2. Experiential Learning. Because our children’s traumas can not be accessed by talking, therapies must include experiences and activities that allow the child to access the traumas in a safe environment with the experienced therapist there to help process them. Movement, music, art, play are all tools attachment/trauma therapists use to help our children experientially. These tools often help our children with any sensory dysfunction as well, which can often happen when children have developmental trauma.
3. Focus on Teaching Regulation. At the core of a traumatized child is dysregulation. The behaviors that manifest are from the child’s dysregulation – from being triggered by past traumas and their skewed world view/self view. Therapists who understand this also understand how important it is to actively teach the child to recognize their own dysregulation and give them tools to help them reach a regulated state. Yoga, mindfulness, mediation, physical activity, movement and many more tools can be given to children as they are developmentally ready to learn to self-regulate.

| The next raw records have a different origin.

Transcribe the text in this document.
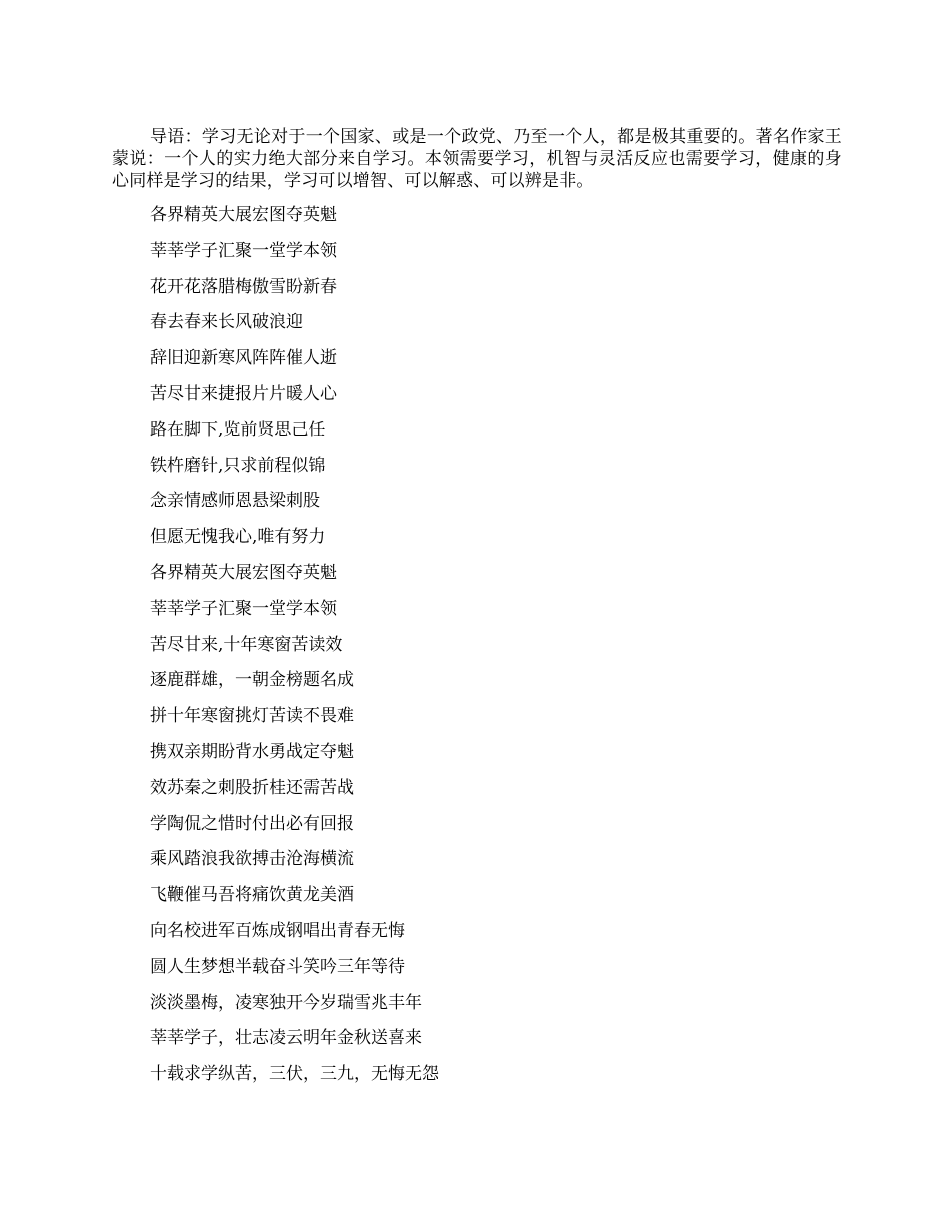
导语：学习无论对于一个国家、或是一个政党、乃至一个人，都是极其重要的。著名作家王蒙说：一个人的实力绝大部分来自学习。本领需要学习，机智与灵活反应也需要学习，健康的身心同样是学习的结果，学习可以增智、可以解惑、可以辨是非。

各界精英大展宏图夺英魁
莘莘学子汇聚一堂学本领
花开花落腊梅傲雪盼新春
春去春来长风破浪迎
辞旧迎新寒风阵阵催人逝
苦尽甘来捷报片片暖人心
路在脚下,览前贤思己任
铁杵磨针,只求前程似锦
念亲情感师恩悬梁刺股
但愿无愧我心,唯有努力
各界精英大展宏图夺英魁
莘莘学子汇聚一堂学本领
苦尽甘来,十年寒窗苦读效
逐鹿群雄，一朝金榜题名成
拼十年寒窗挑灯苦读不畏难
携双亲期盼背水勇战定夺魁
效苏秦之刺股折桂还需苦战
学陶侃之惜时付出必有回报
乘风踏浪我欲搏击沧海横流
飞鞭催马吾将痛饮黄龙美酒
向名校进军百炼成钢唱出青春无悔
圆人生梦想半载奋斗笑吟三年等待
淡淡墨梅，凌寒独开今岁瑞雪兆丰年
莘莘学子，壮志凌云明年金秋送喜来
十载求学纵苦，三伏，三九，无悔无怨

4. Therapist “Fit”. Research on all psychotherapy has shown that success is more a determination of the client’s relationship with the therapist than what treatment modalities are used. For children with a “relationship disorder” building a relationship is especially tricky. First off, the focus needs to be on the primary relationship — the parent/child relationship — because it is through building a healthier primary attachment that resiliency is gained. Yet, it is important that when seeking an attachment/trauma therapist, you find someone who understands the importance of relationship-building, a therapist who is empathetic, curious and playful and understands attunement. Children will often not “like” their therapist because the therapist makes them work on hard stuff (processing their early trauma) and holds them accountable for their actions. So parents find that it’s often better to use their own judgement as to the “fit” of the therapist. If the therapist is a person with whom the parent can build trust and work as a collaborative team — a person who coaches and supports the parent and whole family — this is a good indicator of a good therapist “fit”.